Единственной серьёзной проблемой стал характер. Алексей привык уступать и отходить в сторонку, ибо актёрскими амбициями он не обладал и не видел себя в будущем на сцене… раньше.
Здесь же уступать нельзя, так что приходилось лавировать, подличать, вступать в кратковременные союзы с театральными группировками и предавать союзников.
Гадко… но это не родной дом, где есть родные и друзья, а понятия бедности очень далеки от понятий смерть от голода или замёрз на улице. Альтернативой было бродяжничество, воровство и тому подобная романтика, коей парень нахлебался досыта. Или работа по четырнадцать часов в день за деньги, не дотягивающие до прожиточного минимума, и койка в ночлежке.
Так что нравится или нет, но нужно ломать себя через колено, и в общем-то получалось. Тяжело… иногда после очередной склоки или сделанной подлости крепко тянуло к выпивке, но держался. Знал уже, что алкоголь приносит лишь временное забвение, а постоянно существовать полупьяным… Опомниться не успеешь, как окажешься на улице – насмотрелся что дома, что здесь.
Заработки выходили достаточно приличные, в иные недели до тридцати долларов, очень приличная сумма для Нью-Йорка того времени, уровень среднего класса. Именно до, к его превеликому сожалению, обычно чуть больше двадцати. Впрочем, ролей достаётся всё больше и перспективы маячат очень недурственные.
Но и расходов много. Одеться-обуться, ведь один единственный приличный костюм… это ни о чём для актёра, который претендует на нечто большее, нежели кушать подано. Купить часы себе и Фреду, ибо без них ну никак. Причём себе пришлось покупать статусные, золотые. Купил у достаточно сомнительного человека, да ещё и за полцены, наверняка краденые.
Но… статус обязывает его носить качественные вещи, в актёрской среде за этим зорко следят. А что происхождение этих вещей подчас сомнительное… ну так актёрам как раз такое простительно, у них и профессия сомнительная. Да что говорить, если добрая половина актрис из тех, кто помоложе, на содержании.
Имелись и другие имиджевые расходы, вроде почти обязательного посещения некоторых знаковых мест. Правильный ресторанчик или пивная хотя бы раз в неделю – посидеть, примелькаться, пообщаться с кем-то из завсегдатаев. Совместные пьянки с членами труппы по каким-то важным поводам. Мелкие подарки членам труппы и работникам время от времени… последнее важно только для тех, кто претендовал на статус звезды. Алекс претендовал.
Многих расходов удалось избежать. Так, брить редкую пока щетину Алекс предпочитал сам. Пусть неумело, пусть пока порезов предостаточно… Но хватило одного посещения парикмахерской, чтобы убедиться – о гигиене там имеют самое смутное понятие. Даже бритвы после клиента протирали всего-то фартуком. Грязным!

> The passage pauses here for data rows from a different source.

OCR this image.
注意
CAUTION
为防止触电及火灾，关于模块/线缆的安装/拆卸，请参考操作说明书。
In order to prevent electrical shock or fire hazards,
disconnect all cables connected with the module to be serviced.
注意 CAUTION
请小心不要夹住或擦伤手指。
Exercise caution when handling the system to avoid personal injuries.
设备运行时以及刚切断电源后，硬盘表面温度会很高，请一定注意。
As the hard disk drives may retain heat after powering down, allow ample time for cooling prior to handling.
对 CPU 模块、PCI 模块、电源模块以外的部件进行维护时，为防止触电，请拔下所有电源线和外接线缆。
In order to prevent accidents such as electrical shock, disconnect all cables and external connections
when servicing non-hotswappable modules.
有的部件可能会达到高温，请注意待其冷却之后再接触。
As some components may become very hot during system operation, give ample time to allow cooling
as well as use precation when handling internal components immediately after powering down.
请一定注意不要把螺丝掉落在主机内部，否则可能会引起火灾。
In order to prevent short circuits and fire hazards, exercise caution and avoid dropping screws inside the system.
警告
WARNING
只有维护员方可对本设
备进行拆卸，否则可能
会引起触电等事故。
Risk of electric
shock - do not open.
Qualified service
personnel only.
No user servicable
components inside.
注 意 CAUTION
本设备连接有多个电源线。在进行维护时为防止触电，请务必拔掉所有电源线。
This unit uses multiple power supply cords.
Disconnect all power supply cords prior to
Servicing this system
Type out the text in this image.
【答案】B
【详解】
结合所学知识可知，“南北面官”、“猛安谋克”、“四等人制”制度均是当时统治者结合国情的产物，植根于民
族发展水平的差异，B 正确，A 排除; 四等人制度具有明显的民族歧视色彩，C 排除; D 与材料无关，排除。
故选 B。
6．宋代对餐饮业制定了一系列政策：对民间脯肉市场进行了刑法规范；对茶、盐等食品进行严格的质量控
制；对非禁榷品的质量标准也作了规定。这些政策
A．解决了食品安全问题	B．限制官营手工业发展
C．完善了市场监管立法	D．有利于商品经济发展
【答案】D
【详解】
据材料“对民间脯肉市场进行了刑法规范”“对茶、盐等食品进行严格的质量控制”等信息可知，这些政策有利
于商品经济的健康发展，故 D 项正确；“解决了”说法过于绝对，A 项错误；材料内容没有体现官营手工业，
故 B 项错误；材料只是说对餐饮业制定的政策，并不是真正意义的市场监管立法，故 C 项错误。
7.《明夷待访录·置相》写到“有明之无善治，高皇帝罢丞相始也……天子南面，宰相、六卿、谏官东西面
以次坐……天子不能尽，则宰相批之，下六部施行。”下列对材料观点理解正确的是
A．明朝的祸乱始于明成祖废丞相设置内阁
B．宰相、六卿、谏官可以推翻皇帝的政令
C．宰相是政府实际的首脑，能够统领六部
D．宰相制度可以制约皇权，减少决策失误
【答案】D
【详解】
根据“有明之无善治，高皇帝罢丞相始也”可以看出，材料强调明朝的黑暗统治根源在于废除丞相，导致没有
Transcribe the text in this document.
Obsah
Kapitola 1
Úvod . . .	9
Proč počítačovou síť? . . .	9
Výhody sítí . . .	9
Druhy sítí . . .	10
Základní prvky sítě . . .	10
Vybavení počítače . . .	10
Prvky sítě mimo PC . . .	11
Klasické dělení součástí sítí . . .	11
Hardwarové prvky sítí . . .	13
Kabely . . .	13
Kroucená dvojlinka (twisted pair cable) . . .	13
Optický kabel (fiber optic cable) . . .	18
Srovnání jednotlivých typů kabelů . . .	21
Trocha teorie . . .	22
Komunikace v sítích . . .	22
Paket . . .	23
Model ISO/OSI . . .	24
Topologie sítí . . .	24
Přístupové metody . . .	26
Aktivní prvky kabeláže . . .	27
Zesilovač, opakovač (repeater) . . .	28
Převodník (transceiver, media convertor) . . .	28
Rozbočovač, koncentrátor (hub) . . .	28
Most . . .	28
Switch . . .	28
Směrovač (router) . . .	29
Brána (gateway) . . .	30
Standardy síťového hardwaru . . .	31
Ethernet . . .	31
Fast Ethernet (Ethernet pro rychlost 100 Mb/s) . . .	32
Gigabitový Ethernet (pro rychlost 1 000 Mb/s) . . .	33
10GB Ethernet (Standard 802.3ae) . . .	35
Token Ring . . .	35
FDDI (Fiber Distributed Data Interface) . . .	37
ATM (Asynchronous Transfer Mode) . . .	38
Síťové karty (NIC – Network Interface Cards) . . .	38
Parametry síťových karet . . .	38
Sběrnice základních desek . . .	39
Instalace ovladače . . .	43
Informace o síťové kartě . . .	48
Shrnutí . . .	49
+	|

Основные расходы на учёбу…
– Жермен предупредил, что он сегодня не сможет, – сказал Фред зевая так, что едва не вывихнул челюсть, – мальчишку прислал.
– Жаль, – расстроился Алекс, общение с французом ему нравилось. Немолодой уже, бывший офицер французской армии, имевший достаточно скромный доход, проживал в Нью-Йорке лет десять. Поговаривали, за ним была мутная история с наследством и трупами, так что местное общество его не слишком жаловало, да и с возвращением во Францию большие проблемы.
Денег на достойную жизнь не хватало, и француз подрабатывал, обучая родному языку и фехтованию. Блюдя достоинство, деньги напрямую не брал, расплачиваться приходилось то походом в ресторан, то оплачивая счета домовладельцу или зеленщику – как бы инкогнито. Алекс этого не понимал, но не спорил – преподавал Жермен добротно и с огоньком, а что тараканы у ветерана, так у кого их нет?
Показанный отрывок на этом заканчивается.